Kreasi-kreasi Couture Fall/Winter 2025 telah difoto di berbagai lokasi di Kota Paris sebagai tribute atas kota di mana Demna memulai karirnya. Dari look pertama, tampil eksplorasi arsitektur garmen melalui bentuk skulptural dan siluet hourglass dengan “comfortable corsetry”. Demna menyatakan bahwa titik permulaan dari koleksi ini adalah kostum para “La Bourgeoisie.” Ide tersebut kemudian ia interpretasikan menjadi monumental high collared looks yang mengingatkan kami kepada vampir Nosferatu dan keluarga Medici.
This collection is Demna’s curtain call, but it’s also his most personal yet. Demna mengkreasikan celana corduroy dalam trompe-l’œil dari tufted embroidery sepanjang 300 km, dan sebuah setelan skirt suit mengambil motif bunga tahun 1957 seperti taplak meja milik sang nenek. Obsesi Demna terhadap dunia Old Hollywood dimanifestasikan menjadi gaun “Diva” ala Marilyn Monroe dan jubah “mink” ala Elizabeth Taylor yang diperagakan Kim Kardashian.
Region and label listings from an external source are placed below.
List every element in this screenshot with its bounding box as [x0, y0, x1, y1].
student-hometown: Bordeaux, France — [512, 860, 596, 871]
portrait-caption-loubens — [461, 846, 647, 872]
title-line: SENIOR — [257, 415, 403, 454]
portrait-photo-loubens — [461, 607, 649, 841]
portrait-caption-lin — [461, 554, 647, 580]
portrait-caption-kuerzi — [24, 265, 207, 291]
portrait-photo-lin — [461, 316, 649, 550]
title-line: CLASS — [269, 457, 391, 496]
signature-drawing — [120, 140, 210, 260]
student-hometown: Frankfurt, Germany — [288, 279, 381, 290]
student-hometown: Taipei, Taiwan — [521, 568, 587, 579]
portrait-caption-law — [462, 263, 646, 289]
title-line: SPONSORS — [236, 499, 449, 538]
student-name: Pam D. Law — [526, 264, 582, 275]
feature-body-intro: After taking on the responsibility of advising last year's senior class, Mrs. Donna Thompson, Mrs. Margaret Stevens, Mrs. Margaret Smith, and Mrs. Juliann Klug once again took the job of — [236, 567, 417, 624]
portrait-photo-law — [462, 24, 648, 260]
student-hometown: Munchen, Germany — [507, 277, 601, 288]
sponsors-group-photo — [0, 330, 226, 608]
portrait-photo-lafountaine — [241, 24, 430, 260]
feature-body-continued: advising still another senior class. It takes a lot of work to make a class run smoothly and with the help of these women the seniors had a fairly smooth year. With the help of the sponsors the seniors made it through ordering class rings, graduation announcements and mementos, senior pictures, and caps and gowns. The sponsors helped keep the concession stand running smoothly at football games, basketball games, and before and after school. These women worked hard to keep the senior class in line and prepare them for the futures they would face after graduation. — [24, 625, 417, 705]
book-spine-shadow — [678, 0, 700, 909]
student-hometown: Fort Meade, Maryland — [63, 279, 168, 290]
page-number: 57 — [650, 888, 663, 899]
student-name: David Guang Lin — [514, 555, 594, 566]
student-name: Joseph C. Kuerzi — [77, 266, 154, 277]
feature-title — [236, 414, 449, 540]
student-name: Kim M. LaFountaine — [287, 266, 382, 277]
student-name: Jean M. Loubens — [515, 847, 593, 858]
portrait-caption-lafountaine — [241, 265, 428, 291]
“I have come as close as possible to being satisfied in this endless pursuit of impossible perfection—the defining ethos of Cristóbal Balenciaga,” ujar Demna dalam sebuah rilisan pers. Koleksi ini juga tak lupa mereferensi legasi sang pendiri rumah mode melalui jas Danielle yang terinspirasi busana houndstooth Madame Balenciaga. Sebuah gaun Guipure lace megah menjadi finale look bagi koleksi couture ini maupun juga bagi era Demna di Balenciaga.